Diabetes can lead to foot issues over time by causing diabeteic neuropathy, or nerve damage. This can cause tingling, pain, or numbness. When you can’t feel your feet, you may be unaware of cuts or sores on your feet. Left untreated, these small injuries can grow and become infected. Reduced blood flow to the feet can also slow the healing process of wounds or infections, potentially leading to gangrene. 

Avoid serious issues like these with the following tips for regular foot care. 

Check your feet every day. 

The easiest way to avoid foot problems is to check your feet each day. Keep it simple by making it a habit to take a look whenever you put your shoes on or take them off. If bending to see the bottoms of your feet is a struggle, use a mirror to get a better look. Keep an eye out for:

  • swelling 
  • cuts, sores, or redness,
  • Irritation around toenails
  • Dry or callused skin
  • Growths or warts.

Cover open wounds or blisters immediately to avoid chance of infection. Ask your doctor about any injuries that are slow to heal.

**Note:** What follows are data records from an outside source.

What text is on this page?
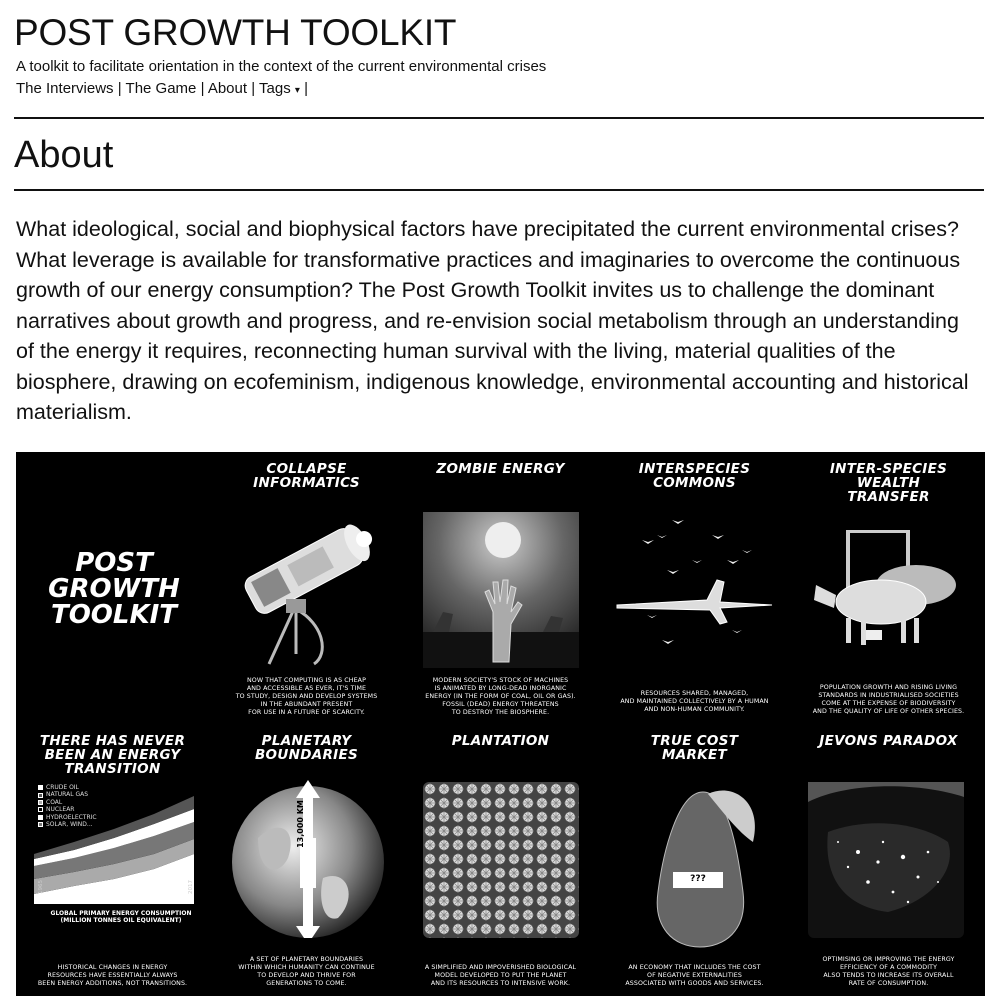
POST GROWTH TOOLKIT
A toolkit to facilitate orientation in the context of the current environmental crises
The Interviews | The Game | About | Tags ▾ |
About

What ideological, social and biophysical factors have precipitated the current environmental crises? What leverage is available for transformative practices and imaginaries to overcome the continuous growth of our energy consumption? The Post Growth Toolkit invites us to challenge the dominant narratives about growth and progress, and re-envision social metabolism through an understanding of the energy it requires, reconnecting human survival with the living, material qualities of the biosphere, drawing on ecofeminism, indigenous knowledge, environmental accounting and historical materialism.

POST
GROWTH
TOOLKIT
COLLAPSE
INFORMATICS
NOW THAT COMPUTING IS AS CHEAP
AND ACCESSIBLE AS EVER, IT'S TIME
TO STUDY, DESIGN AND DEVELOP SYSTEMS
IN THE ABUNDANT PRESENT
FOR USE IN A FUTURE OF SCARCITY.
ZOMBIE ENERGY
MODERN SOCIETY'S STOCK OF MACHINES
IS ANIMATED BY LONG-DEAD INORGANIC
ENERGY (IN THE FORM OF COAL, OIL OR GAS).
FOSSIL (DEAD) ENERGY THREATENS
TO DESTROY THE BIOSPHERE.
INTERSPECIES
COMMONS
RESOURCES SHARED, MANAGED,
AND MAINTAINED COLLECTIVELY BY A HUMAN
AND NON-HUMAN COMMUNITY.
INTER-SPECIES
WEALTH
TRANSFER
POPULATION GROWTH AND RISING LIVING
STANDARDS IN INDUSTRIALISED SOCIETIES
COME AT THE EXPENSE OF BIODIVERSITY
AND THE QUALITY OF LIFE OF OTHER SPECIES.
THERE HAS NEVER
BEEN AN ENERGY
TRANSITION
CRUDE OIL
NATURAL GAS
COAL
NUCLEAR
HYDROELECTRIC
SOLAR, WIND...
1965	2017
GLOBAL PRIMARY ENERGY CONSUMPTION
(MILLION TONNES OIL EQUIVALENT)
HISTORICAL CHANGES IN ENERGY
RESOURCES HAVE ESSENTIALLY ALWAYS
BEEN ENERGY ADDITIONS, NOT TRANSITIONS.
PLANETARY
BOUNDARIES
13,000 KM
A SET OF PLANETARY BOUNDARIES
WITHIN WHICH HUMANITY CAN CONTINUE
TO DEVELOP AND THRIVE FOR
GENERATIONS TO COME.
PLANTATION
A SIMPLIFIED AND IMPOVERISHED BIOLOGICAL
MODEL DEVELOPED TO PUT THE PLANET
AND ITS RESOURCES TO INTENSIVE WORK.
TRUE COST
MARKET
???
AN ECONOMY THAT INCLUDES THE COST
OF NEGATIVE EXTERNALITIES
ASSOCIATED WITH GOODS AND SERVICES.
JEVONS PARADOX
OPTIMISING OR IMPROVING THE ENERGY
EFFICIENCY OF A COMMODITY
ALSO TENDS TO INCREASE ITS OVERALL
RATE OF CONSUMPTION.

Always wear shoes and socks.

It sounds simple, but it could save you a lot of trouble. One of the biggest risks for foot injury with diabetes is stepping on something and not being able to feel it. A small injury can quickly worsen if not taken care of early. 

You should also make sure to always keep a layer of fabric between your feet and your shoes by wearing socks or stocking. This will help to prevent rubbing and the development of blisters, as will wearing shoes that fit properly. 

Take care when trimming toenails.

Make sure to always clean nail trimming tools before use. Cut your nails straight across rather than trying to follow the curve of the nail. Use a nail file to smooth the edges. Don’t cut your nails excessively short, either. 

Wash your feet daily.

Washing your feet with warm, soapy water each day will help prevent bacteria buildup and infection. Applying talcum powder between toes afterward dry out those areas and reduce the chance of athletes foot and other fungal infections.

Have your feet checked at doctors’ visits. 

It never hurts to have a second (or third!) pair of eyes on a situation. Ask your doctor to check your feet next time you go to their office to ensure you haven’t overlooked anything. 

Avoid smoking.

Smoking has a negative effect on blood flow to bodily tissue, which can worsen foot problems in diabetics. It can also reduce your ability to live an active lifestyle, which has a negative effect on overall health. 

Be careful of extreme temperatures.

As tempting as it may be, don’t put your feet up in front of your campfire. You should also wear closed shoes when walking on hot sand or pavement and always apply sunscreen to your feet when they’re exposed to the sun. If you have nerve damage in your feet, you may not notice a burn until it’s severe, so it’s best to prevent it all together. 

Cold feet can also be related to restricted blood flow, so keep them warm by sleeping with socks on in the winter and wearing warm, waterproof shoes in bad weather. 

Stay Active 

As with many health issues, one of the best things you can do for yourself is to maintain a healthy and active lifestyle. Exercise that is easy on your feet but still elevates your heart rate, such as biking, yoga, swimming, or walking. 

Choose socks carefully. 

Avoid socks with tight elastic bands. These can further restrict blood flow to the feet and worsen many of the symptoms mentioned above. Also be sure to change socks often if your feet sweat to avoid athlete’s foot. 

Contact your doctor about any concerns and don’t be afraid to ask questions if you're unsure about something.